Assume I want to sort a list of lists like explained here:
>>>L=[[0, 1, 'f'], [4, 2, 't'], [9, 4, 'afsd']]
>>>sorted(L, key=itemgetter(2))
[[9, 4, 'afsd'], [0, 1, 'f'], [4, 2, 't']]
(Or with lambda.) Now I have a second list which I want to sort in the same order, so I need the new order of the indices. sorted() or .sort() do not return indices. How can I do that?
Actually in my case both lists contain numpy arrays. But the numpy sort/argsort aren't intuitive for that case either.
If I understood you correctly, you want to order B in the example below, based on a sorting rule you apply on L. Take a look at this:
L = [[0, 1, 'f'], [4, 2, 't'], [9, 4, 'afsd']]
B = ['a', 'b', 'c']
result = [i for _, i in sorted(zip(L, B), key=lambda x: x[0][2])]

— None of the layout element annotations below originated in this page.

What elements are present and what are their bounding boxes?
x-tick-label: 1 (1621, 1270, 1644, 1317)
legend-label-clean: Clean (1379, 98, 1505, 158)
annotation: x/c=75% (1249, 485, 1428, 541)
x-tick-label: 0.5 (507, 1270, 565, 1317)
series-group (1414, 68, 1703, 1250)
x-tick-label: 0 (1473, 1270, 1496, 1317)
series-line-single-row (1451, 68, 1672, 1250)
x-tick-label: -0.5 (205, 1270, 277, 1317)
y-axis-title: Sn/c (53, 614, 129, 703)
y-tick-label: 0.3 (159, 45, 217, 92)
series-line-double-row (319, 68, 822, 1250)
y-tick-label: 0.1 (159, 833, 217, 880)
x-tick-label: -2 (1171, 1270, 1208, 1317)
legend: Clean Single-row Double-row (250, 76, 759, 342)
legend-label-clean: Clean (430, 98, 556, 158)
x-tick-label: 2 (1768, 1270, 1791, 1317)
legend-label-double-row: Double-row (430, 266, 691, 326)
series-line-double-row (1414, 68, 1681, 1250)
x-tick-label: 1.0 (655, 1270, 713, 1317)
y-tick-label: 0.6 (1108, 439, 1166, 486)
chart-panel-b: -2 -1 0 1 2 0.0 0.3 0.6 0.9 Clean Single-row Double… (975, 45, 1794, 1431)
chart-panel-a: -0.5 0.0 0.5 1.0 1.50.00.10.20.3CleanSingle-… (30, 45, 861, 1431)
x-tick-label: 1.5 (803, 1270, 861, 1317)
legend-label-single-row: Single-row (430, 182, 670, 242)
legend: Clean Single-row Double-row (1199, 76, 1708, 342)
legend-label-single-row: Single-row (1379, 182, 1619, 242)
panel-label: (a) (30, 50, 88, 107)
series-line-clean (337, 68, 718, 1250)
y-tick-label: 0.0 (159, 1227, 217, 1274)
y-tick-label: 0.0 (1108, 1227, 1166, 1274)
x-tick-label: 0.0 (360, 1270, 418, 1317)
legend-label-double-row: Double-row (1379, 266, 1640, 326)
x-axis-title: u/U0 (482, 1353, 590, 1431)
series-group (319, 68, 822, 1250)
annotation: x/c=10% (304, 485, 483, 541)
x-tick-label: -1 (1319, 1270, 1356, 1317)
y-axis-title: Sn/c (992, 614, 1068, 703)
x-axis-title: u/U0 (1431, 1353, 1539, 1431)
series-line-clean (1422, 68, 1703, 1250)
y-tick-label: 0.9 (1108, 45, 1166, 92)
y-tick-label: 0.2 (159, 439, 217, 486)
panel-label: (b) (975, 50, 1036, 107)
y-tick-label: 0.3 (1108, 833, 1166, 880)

print(result) # ['c', 'a', 'b']
# that corresponds to [[9, 4, 'afsd'], [0, 1, 'f'], [4, 2, 't']]
If I understand correctly, you want to know how the list has been rearranged. i.e. where is the 0th element after sorting, etc.
If so, you are one step away:
L2 = [L.index(x) for x in sorted(L, key=itemgetter(2))]
which gives:
[2, 0, 1]
As tobias points out, this is needlessly complex compared to
map(itemgetter(0), sorted(enumerate(L), key=lambda x: x[1][2]))
Setup:
import numpy as np
L = np.array([[0, 1, 'f'], [4, 2, 't'], [9, 4, 'afsd']])
S = np.array(['a', 'b', 'c'])
Solution:
print S[L[:,2].argsort()]
Output:
['c' 'a' 'b']
You could combine both lists, sort them together, and separate them again.
>>> L = [[0, 1, 'f'], [4, 2, 't'], [9, 4, 'afsd']]
>>> S = ['a', 'b', 'c']
>>> L, S = zip(*sorted(zip(L, S), key=lambda x: x[0][2]))
>>> L
([9, 4, 'afsd'], [0, 1, 'f'], [4, 2, 't'])
>>> S
('c', 'a', 'b')
I guess you could do something similar in NumPy as well...